Most of Sunday had been devoted to peaceful demonstrations marking the anniversary of Brown’s death on Aug. 9, 2014. But a gun battle broke out about 11:10 p.m., apparently between two groups, St. Louis County Police Chief Jon Belmar said, with 40 to 50 shots fired within 45 seconds.
Protesters scattered as gunfire and breaking glass echoed across West Florissant Avenue.
One shooter opened fire at an unmarked police SUV, striking the windshield four or five times, as well as the hood, Belmar said.
Detectives returned fire and the gunman ran behind a building, where he found himself in a fenced-in area with “nowhere to go,” Belmar said. The gunman “engaged the officers,” all four detectives returned fired and he collapsed, Belmar said. The chief said officials recovered a 9-millimeter stolen gun.
The suspect was identified as Tyrone Harris Jr., 18, who remained hospitalized in critical condition. He was charged with multiple felonies and ordered held in lieu of $250,000 cash-only bond.
His father, Tyrone Harris Sr., called the police version “a bunch of lies.” He told the Associated Press that two girls who were with his son said he was unarmed and had been drawn into a dispute involving two groups of young people.
“My son was running to the police to ask for help, and he was shot,” he told the Associated Press. “It’s all a bunch of lies.... They’re making my son look like a criminal.”
Also Sunday, a St. Louis Post-Dispatch reporter was robbed, assaulted and hospitalized. A police officer was hit in the face with a rock and hospitalized. Two teenagers were shot in a drive-by shooting near Brown’s memorial and hospitalized. None of the injuries appeared life-threatening.

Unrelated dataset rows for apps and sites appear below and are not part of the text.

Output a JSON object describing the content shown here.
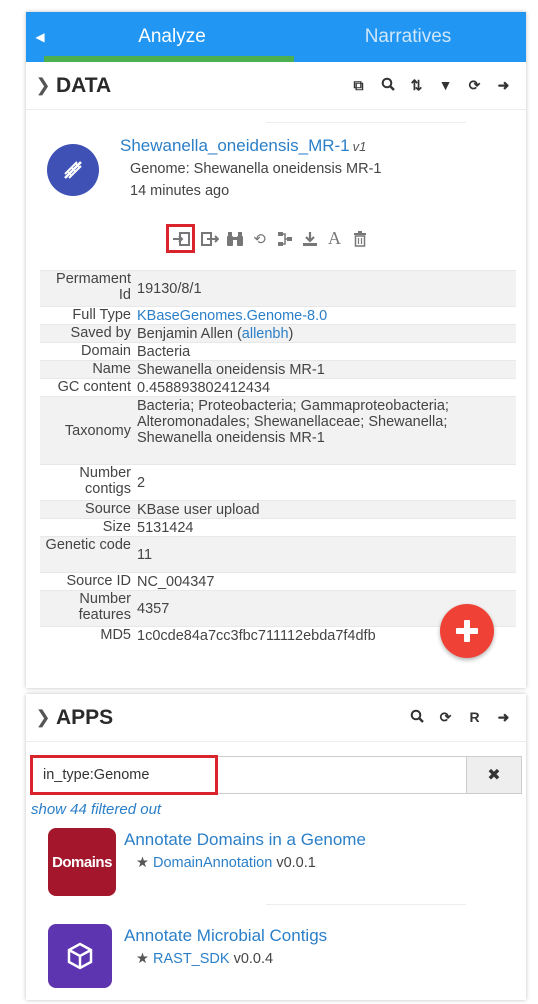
{
  "tabs": {
    "analyze": "Analyze",
    "narratives": "Narratives"
  },
  "data_panel": {
    "title": "DATA",
    "object": {
      "name": "Shewanella_oneidensis_MR-1",
      "version": "v1",
      "type_line": "Genome: Shewanella oneidensis MR-1",
      "time": "14 minutes ago"
    },
    "meta": [
      {
        "key": "Permament Id",
        "value": "19130/8/1"
      },
      {
        "key": "Full Type",
        "value": "KBaseGenomes.Genome-8.0"
      },
      {
        "key": "Saved by",
        "value": "Benjamin Allen",
        "user": "allenbh"
      },
      {
        "key": "Domain",
        "value": "Bacteria"
      },
      {
        "key": "Name",
        "value": "Shewanella oneidensis MR-1"
      },
      {
        "key": "GC content",
        "value": "0.458893802412434"
      },
      {
        "key": "Taxonomy",
        "value": "Bacteria; Proteobacteria; Gammaproteobacteria; Alteromonadales; Shewanellaceae; Shewanella; Shewanella oneidensis MR-1"
      },
      {
        "key": "Number contigs",
        "value": "2"
      },
      {
        "key": "Source",
        "value": "KBase user upload"
      },
      {
        "key": "Size",
        "value": "5131424"
      },
      {
        "key": "Genetic code",
        "value": "11"
      },
      {
        "key": "Source ID",
        "value": "NC_004347"
      },
      {
        "key": "Number features",
        "value": "4357"
      },
      {
        "key": "MD5",
        "value": "1c0cde84a7cc3fbc711112ebda7f4dfb"
      }
    ]
  },
  "apps_panel": {
    "title": "APPS",
    "search_value": "in_type:Genome",
    "filtered_text": "show 44 filtered out",
    "apps": [
      {
        "name": "Annotate Domains in a Genome",
        "logo_text": "Domains",
        "module": "DomainAnnotation",
        "version": "v0.0.1",
        "logo_color": "#a3162b"
      },
      {
        "name": "Annotate Microbial Contigs",
        "module": "RAST_SDK",
        "version": "v0.0.4",
        "logo_color": "#5e35b1"
      }
    ]
  },
  "colors": {
    "tab_bar": "#2196f3",
    "tab_underline": "#4caf50",
    "highlight": "#d9232d",
    "add_button": "#ef4136",
    "link": "#2b7fc8"
  }
}
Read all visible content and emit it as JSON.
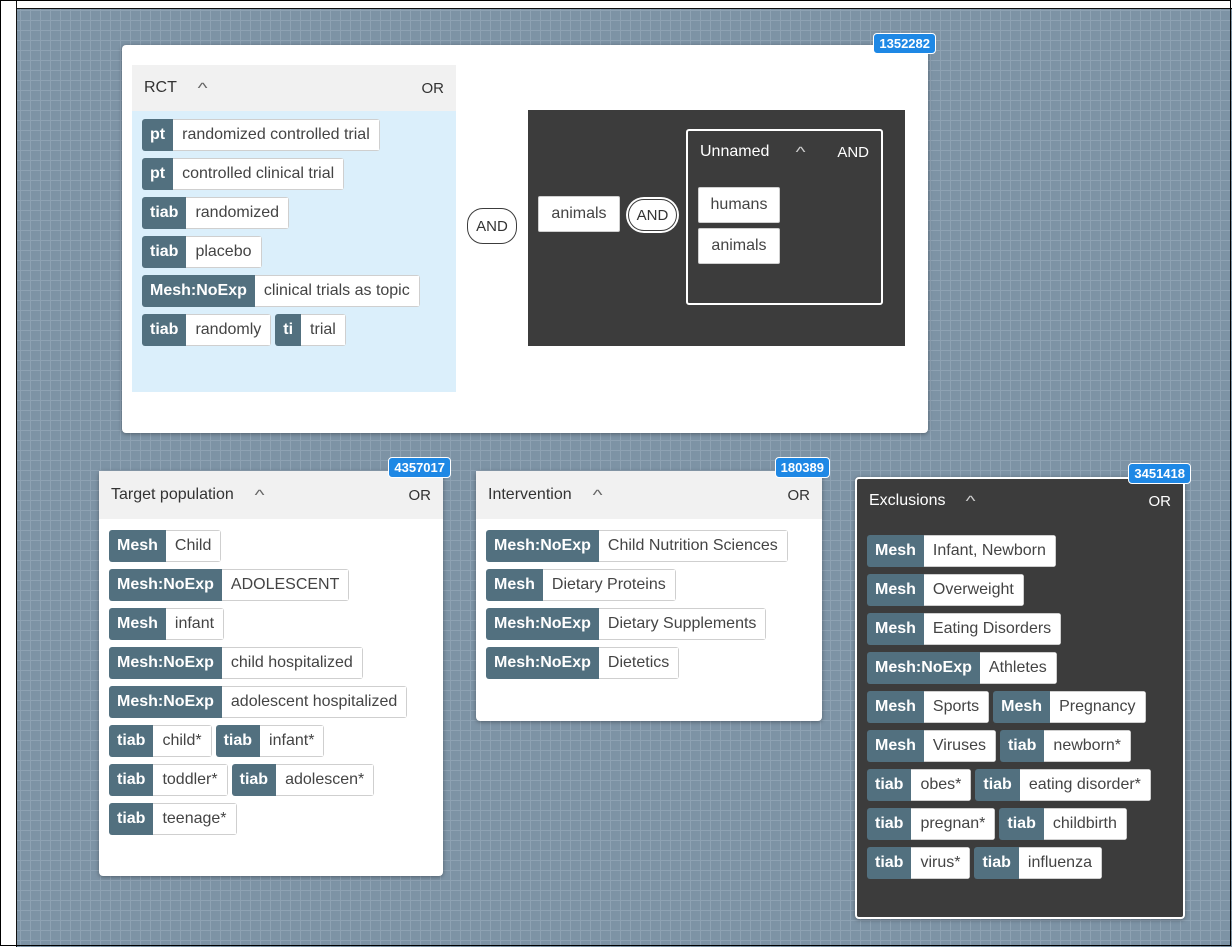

On Monday, officials denounced the violence and the threat it posed: a return to the bad old days of last year when looters, arsonists and gunmen sowed anarchy on the fringes of the protests.
“Those who terrorize communities with gunfire and commit violence against police officers are criminals, and their reprehensible acts must not be allowed to silence the voices of peace and progress,” Democratic Gov. Jay Nixon said.
“Over the last year, people of good will across the community have worked tirelessly to bridge divisions, restore trust and build a brighter, safer and more united future for the region,” he said.
Johnetta Elzie, 26, was at Sunday’s demonstration when the gunfire erupted. She was mystified why such shootings often seemed to happen where protesters and media gathered, and she criticized police for donning riot gear before anything serious had happened.
“Why am I in this same situation where I’m running from police in the area where I grew up and went to shop?” asked Elzie, who was arrested Monday while filming demonstrators blocking the doors of the St. Louis federal courthouse. “Why is this happening? Why are we still here? And for them to shoot someone on Aug. 9, on the one-year anniversary — really, I could have cried. I was in shock.”
Duara reported from Ferguson and Pearce from Los Angeles. Times staff writer James Queally contributed to this report from New York.